2. Manajemen tidak efisien yang disebabkan karena kurang
adanya kemampuan, pengalaman, ketrampilan, sikap inisiatif
dari manajemen.
3. Penyalahgunaan wewenang dan kecurangan dimana sering
dilakukan oleh karyawan, bahkan manajer puncak sekalipun
sangat merugikan apalagi yang berhubungan dengan keuangan
perusahaan.
Dalam memprediksi suatu kebangkrutan atau dalam keadaan
bermasalah juga dapat dilihat dari kinerja perbankan tersebut.

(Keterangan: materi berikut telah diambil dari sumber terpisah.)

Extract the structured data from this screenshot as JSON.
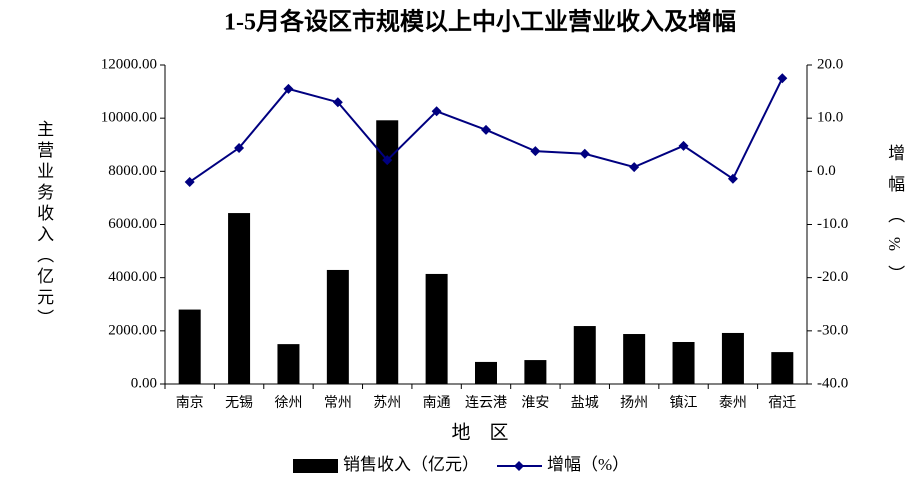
{
  "chart_data": {
    "type": "bar-line",
    "title": "1-5月各设区市规模以上中小工业营业收入及增幅",
    "categories": [
      "南京",
      "无锡",
      "徐州",
      "常州",
      "苏州",
      "南通",
      "连云港",
      "淮安",
      "盐城",
      "扬州",
      "镇江",
      "泰州",
      "宿迁"
    ],
    "series": [
      {
        "name": "销售收入（亿元）",
        "type": "bar",
        "color": "#000000",
        "values": [
          2800,
          6430,
          1500,
          4290,
          9920,
          4140,
          830,
          900,
          2180,
          1880,
          1580,
          1920,
          1200
        ]
      },
      {
        "name": "增幅（%）",
        "type": "line",
        "axis": "y2",
        "color": "#000080",
        "values": [
          -2.0,
          4.4,
          15.5,
          13.0,
          2.1,
          11.3,
          7.8,
          3.8,
          3.3,
          0.8,
          4.8,
          -1.4,
          17.5
        ]
      }
    ],
    "xlabel": "地　区",
    "ylabel": "主营业务收入（亿元）",
    "y2label": "增幅（%）",
    "ylim": [
      0,
      12000
    ],
    "yticks": [
      {
        "value": 0,
        "label": "0.00"
      },
      {
        "value": 2000,
        "label": "2000.00"
      },
      {
        "value": 4000,
        "label": "4000.00"
      },
      {
        "value": 6000,
        "label": "6000.00"
      },
      {
        "value": 8000,
        "label": "8000.00"
      },
      {
        "value": 10000,
        "label": "10000.00"
      },
      {
        "value": 12000,
        "label": "12000.00"
      }
    ],
    "y2lim": [
      -40,
      20
    ],
    "y2ticks": [
      {
        "value": -40,
        "label": "-40.0"
      },
      {
        "value": -30,
        "label": "-30.0"
      },
      {
        "value": -20,
        "label": "-20.0"
      },
      {
        "value": -10,
        "label": "-10.0"
      },
      {
        "value": 0,
        "label": "0.0"
      },
      {
        "value": 10,
        "label": "10.0"
      },
      {
        "value": 20,
        "label": "20.0"
      }
    ],
    "grid": false,
    "legend": "bottom"
  }
}
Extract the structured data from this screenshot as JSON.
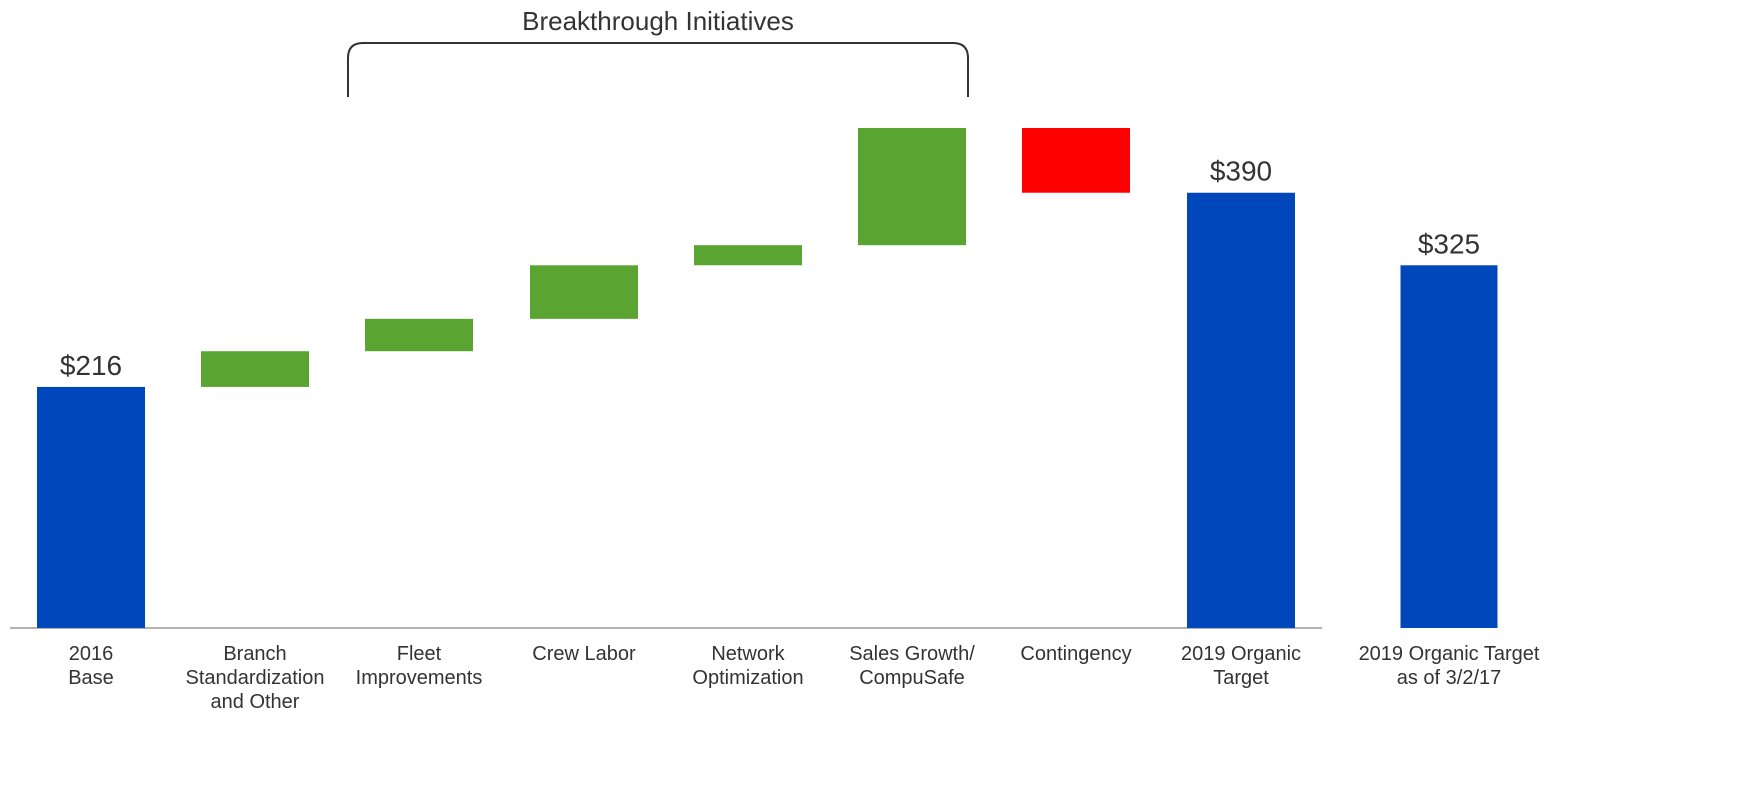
{
  "chart_data": {
    "type": "waterfall",
    "annotation": {
      "text": "Breakthrough Initiatives",
      "from": 1,
      "to": 5
    },
    "categories": [
      "2016\nBase",
      "Branch\nStandardization\nand Other",
      "Fleet\nImprovements",
      "Crew Labor",
      "Network\nOptimization",
      "Sales Growth/\nCompuSafe",
      "Contingency",
      "2019 Organic\nTarget",
      "2019 Organic Target\nas of 3/2/17"
    ],
    "values": [
      216,
      32,
      29,
      48,
      18,
      105,
      -58,
      390,
      325
    ],
    "value_labels": [
      "$216",
      null,
      null,
      null,
      null,
      null,
      null,
      "$390",
      "$325"
    ],
    "measures": [
      "absolute",
      "relative",
      "relative",
      "relative",
      "relative",
      "relative",
      "relative",
      "absolute",
      "absolute"
    ],
    "colors": {
      "total": "#0047bb",
      "increase": "#5aa532",
      "decrease": "#ff0000"
    }
  }
}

Kinerja bank dapat dilihat dari beberapa rasio keuangan yang
menunjukkan perbandingan antara satu jumlah dengan jumlah
yang lain yang dapat memberikan angka yang menunjukkan baik
buruknya atau posisi keuangan suatu bank (Almilia dan Herdining
Tyas, 2005). Menurut Khasmir (2005) ukuran kinerja juga dapat
dilihat dari tingkat kesehatan bank yang penilaiannya dilakukan
oleh Bank Indonesia meliputi beberapa aspek diantaranya:
1. Aspek Permodalan
Didasarkan kepada kewajiban penyediaan modal minimum
bank. Penilaian tersebut didasarkan pada CAR (Capital
Adequacy Ratio) pada tahun 1999 ditetapkan sebesar minimal
8%.
2. Aspek Kualitas Asset
Dengan memperbandingkan aktiva produktif diklasifikan
dengan aktiva produktif.
3. Aspek Kualitas Manajemen
Kualitas menajemen dapat dilihat dari kualitas manusia dalam
memanajemen permodalan, aktiva, manajemen umum,
rentabilitas, dan manajemen likuiditas.
4. Aspek Likuiditas
Suatu bank dapat dikatakan liquid apabila bank yang
bersangkutan dapat membayar semua hutangnya terutama
tabungan, giro, deposito pada saat ditagih, dan dapat memenuhi
permohonan kredit yang layak dibiayai.
5. Aspek rentabilitas
Merupakan kemampuan bank dalam meningkatkan labanya
apakah setiap periode atau mengukur tingkat efisiensi usaha
dan profitabilitas yang dicapai bank bersangkutan. Penilaian
dapat dilakukan dengan :
a. Rasio laba terhadap Total Asset (ROA)
b. Perbandingan biaya operasi dengan pendapatan operasi
(BOPO)
Rasio keuangan menjelaskan perubahan posisi keuangan bank
dan memberikan informasi yang efisien dalam menunjukkan
karakteristik bank yang mengalami kegagalan dan tidak mengalami
kegagalan (Gunsel,2007). Dengan Rasio keuangan memungkinkan
manajemen mengidentifikasi perubahan- perubahan pokok pada
trend, jumlah dan hubungan sehingga dapat memberikan
pertimbangan mengenai potensi keberhasilan perusahaan dimasa
yang akan datang (Nasser dan Aryati, 2002). Menurut Nurazi dan
Evans (2005) bahwa rasio CAMEL menunjukkan kualitas
manajemen dan kepatuhan terhadap peraturan.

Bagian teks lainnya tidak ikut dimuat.